Entering edit mode
2.2 years ago
Marco Pannone
▴
810
Hey everybody
I am trying to find the explanation for a dilemma I came across during some RNA-seq data analysis.
I noticed that switching between -t exon
and -t gene
in featureCounts highly affects the output read counts for certain genes.
For example, some housekeeping genes gave the expected high read counts across all samples when using -t exon
, while when using -t gene
read counts went either to 0 or to very low values close to 0.
I can't fully understand why so, since I expect that -t gene
should also include exons in the annotation procedure.
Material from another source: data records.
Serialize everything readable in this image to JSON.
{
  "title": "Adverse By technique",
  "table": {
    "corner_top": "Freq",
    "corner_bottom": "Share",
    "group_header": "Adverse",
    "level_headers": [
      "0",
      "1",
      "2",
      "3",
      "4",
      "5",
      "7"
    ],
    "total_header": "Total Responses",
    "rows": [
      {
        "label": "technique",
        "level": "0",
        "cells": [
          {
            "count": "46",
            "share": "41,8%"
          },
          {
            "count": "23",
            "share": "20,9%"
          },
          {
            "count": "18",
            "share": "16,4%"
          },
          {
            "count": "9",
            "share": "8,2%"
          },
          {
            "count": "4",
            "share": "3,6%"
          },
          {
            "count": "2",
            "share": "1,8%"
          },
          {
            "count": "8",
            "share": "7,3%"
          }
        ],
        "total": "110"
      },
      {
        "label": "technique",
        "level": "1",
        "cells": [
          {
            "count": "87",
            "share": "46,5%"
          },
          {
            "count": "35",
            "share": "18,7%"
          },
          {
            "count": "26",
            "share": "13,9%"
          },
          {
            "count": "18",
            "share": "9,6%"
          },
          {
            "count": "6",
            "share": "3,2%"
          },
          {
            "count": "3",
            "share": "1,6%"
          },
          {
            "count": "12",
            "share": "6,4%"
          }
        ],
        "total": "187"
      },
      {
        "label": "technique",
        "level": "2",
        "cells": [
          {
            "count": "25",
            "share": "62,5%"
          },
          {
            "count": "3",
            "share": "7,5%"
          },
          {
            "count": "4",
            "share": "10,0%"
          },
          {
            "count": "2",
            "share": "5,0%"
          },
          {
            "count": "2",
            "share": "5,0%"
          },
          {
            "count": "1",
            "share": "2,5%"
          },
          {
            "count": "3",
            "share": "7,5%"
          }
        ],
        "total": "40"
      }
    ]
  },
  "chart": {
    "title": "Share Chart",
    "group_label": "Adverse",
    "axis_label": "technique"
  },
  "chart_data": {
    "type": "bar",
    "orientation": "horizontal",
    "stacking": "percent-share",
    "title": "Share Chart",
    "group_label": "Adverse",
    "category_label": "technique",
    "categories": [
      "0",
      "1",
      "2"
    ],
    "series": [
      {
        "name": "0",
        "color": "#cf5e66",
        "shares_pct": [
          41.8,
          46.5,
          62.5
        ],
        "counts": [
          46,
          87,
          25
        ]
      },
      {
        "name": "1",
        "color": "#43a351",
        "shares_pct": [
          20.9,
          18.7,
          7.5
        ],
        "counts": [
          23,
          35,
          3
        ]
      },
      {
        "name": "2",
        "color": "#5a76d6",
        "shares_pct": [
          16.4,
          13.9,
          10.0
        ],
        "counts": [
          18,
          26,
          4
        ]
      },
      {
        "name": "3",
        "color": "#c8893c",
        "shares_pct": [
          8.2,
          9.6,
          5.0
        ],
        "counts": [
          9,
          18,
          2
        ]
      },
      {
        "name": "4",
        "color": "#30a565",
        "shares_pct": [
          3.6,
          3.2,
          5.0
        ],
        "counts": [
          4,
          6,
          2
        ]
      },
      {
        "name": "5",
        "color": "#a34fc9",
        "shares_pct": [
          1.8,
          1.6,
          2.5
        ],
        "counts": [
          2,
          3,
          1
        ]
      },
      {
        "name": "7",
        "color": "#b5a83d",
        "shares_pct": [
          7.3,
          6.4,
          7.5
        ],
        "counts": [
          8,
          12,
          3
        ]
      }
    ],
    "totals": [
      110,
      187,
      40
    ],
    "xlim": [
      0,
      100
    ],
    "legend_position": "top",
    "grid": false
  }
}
I appreciate any comments in this regard.
Thanks!
I don't think any answer or comment here can substitute for you looking through the annotation file. Chances are that your assumption (genes include exons), while true in biological sense, doesn't hold true in your file. Don't know the reason, but that almost has to be the explanation. I suggest you look through the annotation file, and specifically search for the genes where you observed discrepancy. I suspect their
gene
definitions/boundaries to be defined incorrectly.Thanks for your reply. I have downloaded and tried two different .gtf files, one from Ensembl and one from Gencode, ending up having the same results mentioned in my post. I am definitely going to look through the annotation file, but it sounds a bit strange that both the annotation files (and from highly reliable sources) might have discrepancies.
When you have eliminated the impossible, whatever remains, however improbable, must be the truth.
You probably know the quote, or can find its origin easily. The problem must be with the operator, the program, or the files it uses. Since between the two runs the operator hasn't changed, and
featureCounts
is a mature and well-tested program, it would appear the culprit is in the annotation file. I suspect that some genes will have only exons defined, but not a complete gene boundary.I really like the quote! Just googled it, I did not know about it, but from now on I will definitely remember it.
You are right, I will look into the annotation files and find the reason for my concern. Thanks again for the time spent on my question, highly appreciated.